We don’t know if Facebook has some kind of Paedophile-o-Meter. But, given the extensive user analysis it already does, it probably wouldn’t be very hard to build one –and not just for scoring paedophiles. What about Drug-o-Meter? Or – Joseph McCarthy would love this – Communist-o-Meter? Given enough data and the right algorithms, all of us are bound to look suspicious. What happens, then, when Facebook turns us – before we have committed any crimes – over to the police? Will we, like characters in a Kafka novel, struggle to understand what our crime really is and spend the rest of our lives clearing our names? Will Facebook perhaps also offer us a way to pay a fee to have our reputations restored? What if its algorithms are wrong?

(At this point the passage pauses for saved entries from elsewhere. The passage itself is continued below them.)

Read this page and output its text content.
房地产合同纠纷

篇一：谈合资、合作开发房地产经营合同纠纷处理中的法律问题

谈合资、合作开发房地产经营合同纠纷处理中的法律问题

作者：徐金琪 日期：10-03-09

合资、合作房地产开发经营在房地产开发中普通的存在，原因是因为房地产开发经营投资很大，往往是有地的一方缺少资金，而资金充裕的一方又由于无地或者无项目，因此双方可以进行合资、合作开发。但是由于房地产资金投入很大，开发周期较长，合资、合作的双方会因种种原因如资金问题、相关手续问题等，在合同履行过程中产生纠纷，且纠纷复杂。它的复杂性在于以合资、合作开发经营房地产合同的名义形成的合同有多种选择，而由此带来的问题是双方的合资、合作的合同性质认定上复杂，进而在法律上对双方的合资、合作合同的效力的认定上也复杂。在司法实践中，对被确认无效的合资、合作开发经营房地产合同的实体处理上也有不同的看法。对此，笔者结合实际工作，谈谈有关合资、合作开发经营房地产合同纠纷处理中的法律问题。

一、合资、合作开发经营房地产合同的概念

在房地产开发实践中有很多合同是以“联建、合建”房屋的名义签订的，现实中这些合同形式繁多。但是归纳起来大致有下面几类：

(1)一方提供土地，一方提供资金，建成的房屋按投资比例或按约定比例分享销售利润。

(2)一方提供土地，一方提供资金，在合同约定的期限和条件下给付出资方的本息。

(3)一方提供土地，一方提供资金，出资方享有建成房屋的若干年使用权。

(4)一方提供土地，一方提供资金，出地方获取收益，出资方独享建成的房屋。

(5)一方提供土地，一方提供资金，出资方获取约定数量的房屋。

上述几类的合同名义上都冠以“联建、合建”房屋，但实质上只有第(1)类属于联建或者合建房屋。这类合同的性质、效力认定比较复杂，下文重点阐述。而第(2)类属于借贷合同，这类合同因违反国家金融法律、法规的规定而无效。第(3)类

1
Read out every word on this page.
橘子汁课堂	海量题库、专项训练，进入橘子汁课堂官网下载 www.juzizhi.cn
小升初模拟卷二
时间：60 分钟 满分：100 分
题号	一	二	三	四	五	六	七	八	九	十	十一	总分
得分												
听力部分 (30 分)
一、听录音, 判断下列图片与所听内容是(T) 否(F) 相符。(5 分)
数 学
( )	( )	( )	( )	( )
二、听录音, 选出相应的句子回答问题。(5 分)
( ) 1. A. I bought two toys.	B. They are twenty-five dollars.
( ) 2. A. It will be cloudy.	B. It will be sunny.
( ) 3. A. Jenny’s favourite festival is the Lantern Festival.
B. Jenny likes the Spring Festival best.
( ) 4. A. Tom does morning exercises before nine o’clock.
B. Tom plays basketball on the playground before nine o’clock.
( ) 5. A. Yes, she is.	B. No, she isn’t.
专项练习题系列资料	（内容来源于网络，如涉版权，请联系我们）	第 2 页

The promise of predictive policing might be real, but so are its dangers. The solutionist impulse needs to be restrained. Police need to subject their algorithms to external scrutiny and address their biases. Social networking sites need to establish clear standards for how much predictive self-policing they’ll actually do and how far they will go in profiling their users and sharing this data with police. While Facebook might be more effective than police in predicting crime, it cannot be allowed to take on these policing functions without also adhering to the same rules and regulations that spell out what police can and cannot do in a democracy. We cannot circumvent legal procedures and subvert democratic norms in the name of efficiency alone.